Well, my mind is made up.
No more convention papers, and not writing anything just to try to get it accepted somewhere, or because I think I must. When I think of the amount of time and words I’ve wasted through my job, producing excessive verbage for the sake of “being a part of the field,” I am wearied. My grandfather told me never to write unless I had something to say. I guess that is why I find more pleasure writing on Facebook sometimes than writing the majority of things that I must write for work. That sort of writing prevents me from working on what I really want to write, what I really need to write, what I really MUST write.
I write on Facebook because I can do so between those other mundane times of writing-for-work. It’s telling that I need to express myself after writing that somehow feels as if it leads to compressing, not expressing, myself. And with major writing projects that are long-delayed, the large blocks of time I need in order to arrive and stay in the appropriate frame of mind are lacking.
So what is my solution? I suppose that it is to radically alter the underlying ethos for the way I have largely engaged my work and my life for a very long time–since getting my degrees. My work in the university has somehow worked together with the obligation I have so often felt to sacrifice my own desires and needs if someone else needed or wanted something from me. If I am hired to do something, it adds another layer of obligation. And if it’s a profession, as is my career, there is almost no portion of my life that is not “someone else’s. Whether it is my job, my students, my family, or my community, I was raised that it all comes first, because I was the first–first-born, that is.
I was fortunate to have grandparents and aunts and uncles and teachers as a child who gave me ample opportunity to express myself, my father and mother nurtured my love of the arts and learning, and travel. But I learned through religion and culture that despite these things, it was others who mattered more, and that to believe this was virtuous.
It’s amazing that I’ve written much at all, given this compunction in my life. I have many unfinished works that have been interrupted by putting myself second, third, or beyond. Add to that some challenges with memory and attention, and before you know it, it is only the need or person knocking on my door, texting my phone, or sending an email with a request, that will get my dutiful return to the page.
Yesterday, I listened to Cherrie L. Moraga speak about writing, and about our work as artists, performers, activists, teachers… She spoke (as she writes) as if reaching with a penetrating awareness into my core. And she stirred in me a pain that I must feel in order to return to my writing as my first love, not my work for hire, or servitude.

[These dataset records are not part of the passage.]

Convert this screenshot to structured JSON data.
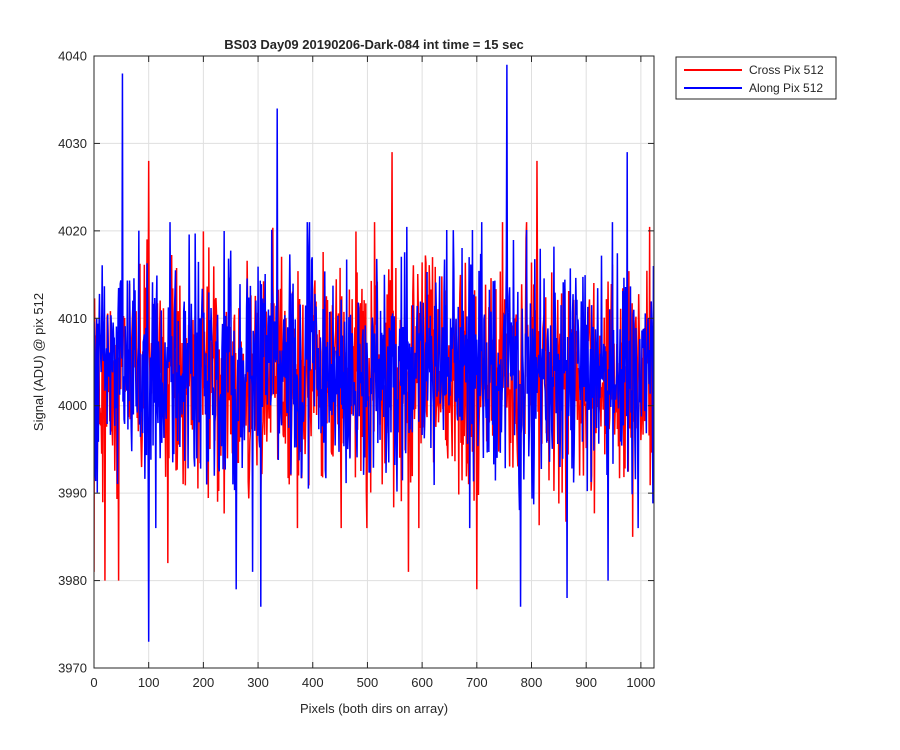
{
  "chart_data": {
    "type": "line",
    "title": "BS03 Day09 20190206-Dark-084 int time = 15 sec",
    "xlabel": "Pixels (both dirs on array)",
    "ylabel": "Signal (ADU) @ pix 512",
    "xlim": [
      0,
      1024
    ],
    "ylim": [
      3970,
      4040
    ],
    "xticks": [
      0,
      100,
      200,
      300,
      400,
      500,
      600,
      700,
      800,
      900,
      1000
    ],
    "yticks": [
      3970,
      3980,
      3990,
      4000,
      4010,
      4020,
      4030,
      4040
    ],
    "grid": true,
    "legend": "outside top-right",
    "series": [
      {
        "name": "Cross Pix 512",
        "color": "#ff0000",
        "style": "noise",
        "x_range": [
          0,
          1024
        ],
        "mean": 4003,
        "extremes": [
          {
            "x": 0,
            "y": 3981
          },
          {
            "x": 20,
            "y": 3980
          },
          {
            "x": 45,
            "y": 3980
          },
          {
            "x": 100,
            "y": 4028
          },
          {
            "x": 135,
            "y": 3982
          },
          {
            "x": 545,
            "y": 4029
          },
          {
            "x": 575,
            "y": 3981
          },
          {
            "x": 700,
            "y": 3979
          },
          {
            "x": 810,
            "y": 4028
          },
          {
            "x": 985,
            "y": 3985
          }
        ]
      },
      {
        "name": "Along Pix 512",
        "color": "#0000ff",
        "style": "noise",
        "x_range": [
          0,
          1024
        ],
        "mean": 4004,
        "extremes": [
          {
            "x": 52,
            "y": 4038
          },
          {
            "x": 100,
            "y": 3973
          },
          {
            "x": 260,
            "y": 3979
          },
          {
            "x": 290,
            "y": 3981
          },
          {
            "x": 305,
            "y": 3977
          },
          {
            "x": 335,
            "y": 4034
          },
          {
            "x": 755,
            "y": 4039
          },
          {
            "x": 780,
            "y": 3977
          },
          {
            "x": 865,
            "y": 3978
          },
          {
            "x": 940,
            "y": 3980
          },
          {
            "x": 975,
            "y": 4029
          }
        ]
      }
    ]
  }
}
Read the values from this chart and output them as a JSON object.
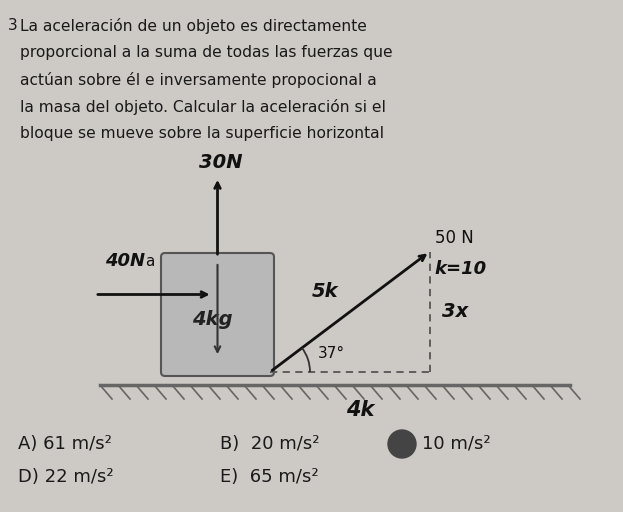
{
  "bg_color": "#cdc9c4",
  "text_color": "#1a1a1a",
  "problem_text_line1": "La aceleración de un objeto es directamente",
  "problem_text_line2": "proporcional a la suma de todas las fuerzas que",
  "problem_text_line3": "actúan sobre él e inversamente propocional a",
  "problem_text_line4": "la masa del objeto. Calcular la aceleración si el",
  "problem_text_line5": "bloque se mueve sobre la superficie horizontal",
  "problem_number": "3",
  "box_label": "4kg",
  "force_30N": "30N",
  "force_40N": "40N",
  "label_a": "a",
  "force_50N": "50 N",
  "label_k10": "k=10",
  "label_5k": "5k",
  "label_3x": "3x",
  "angle_label": "37°",
  "label_4k_bottom": "4k",
  "ans_A": "A) 61 m/s²",
  "ans_B": "B)  20 m/s²",
  "ans_C": "10 m/s²",
  "ans_D": "D) 22 m/s²",
  "ans_E": "E)  65 m/s²",
  "circle_color": "#444444"
}
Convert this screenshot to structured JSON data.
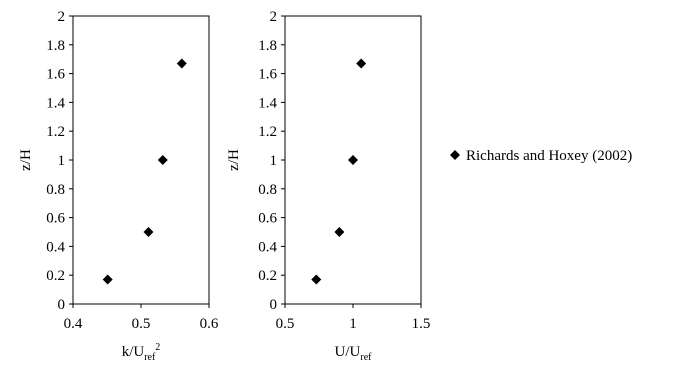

I bear the brunt of the responsibility for the way I’ve wasted my time. I must believe that this extended period of distracted incubation has its own purposes. And I must forgive myself and realize that the horse isn’t going to come back to me; no, I fell off (or jumped off) and just didn’t get back on. And so now, as I learned from my grandfather, I have to go out and find it, in the field somewhere…and that only happens by doing it.
It feels incredibly uncomfortable to dedicate myself to my own work. I can almost feel myself cringe, as if waiting for someone to scold me or tell me to “get back to work” or demand that I do something for them. I don’t have the time to spend another year of my life trying to learn how to ‘say no.’ I need to learn to feel comfortable doing and getting what I personally want, rather than accumulating a lifetime of memories and items that were somehow given to me as my dutiful clutter.
So I’m going to take that lonely and difficult trek out to get my horse, and I’m going to caress its face, and feel the strong muscles just the way I was taught as a child. Because a horse is like us, my grandfather told me. And it acts like we do, will do what we tell it to do, even when we aren’t aware we’re doing it. And my horse has become barn sour, leaving me out in the middle of nowhere. It’s time for me to unlearn some really bad habits, and to feel the discomfort of unlearning. And to write and learn to be selfish. Because no matter how much I do for others, if I’m not writing, I’m not doing what I’m supposed to be doing for others.
I’ve got to make my mind up that it’s more important than anything else in my life right now. Because it is. Even before I knew how to write, I wanted to spend all my time writing. And when I have written from that place within my body that has no doubts, it has always been something that has helped others. I can’t put it off any longer. Someone else can be on that committee, and if anyone’s upset I don’t show up…well, they’ll get over it. There. I’ve said it.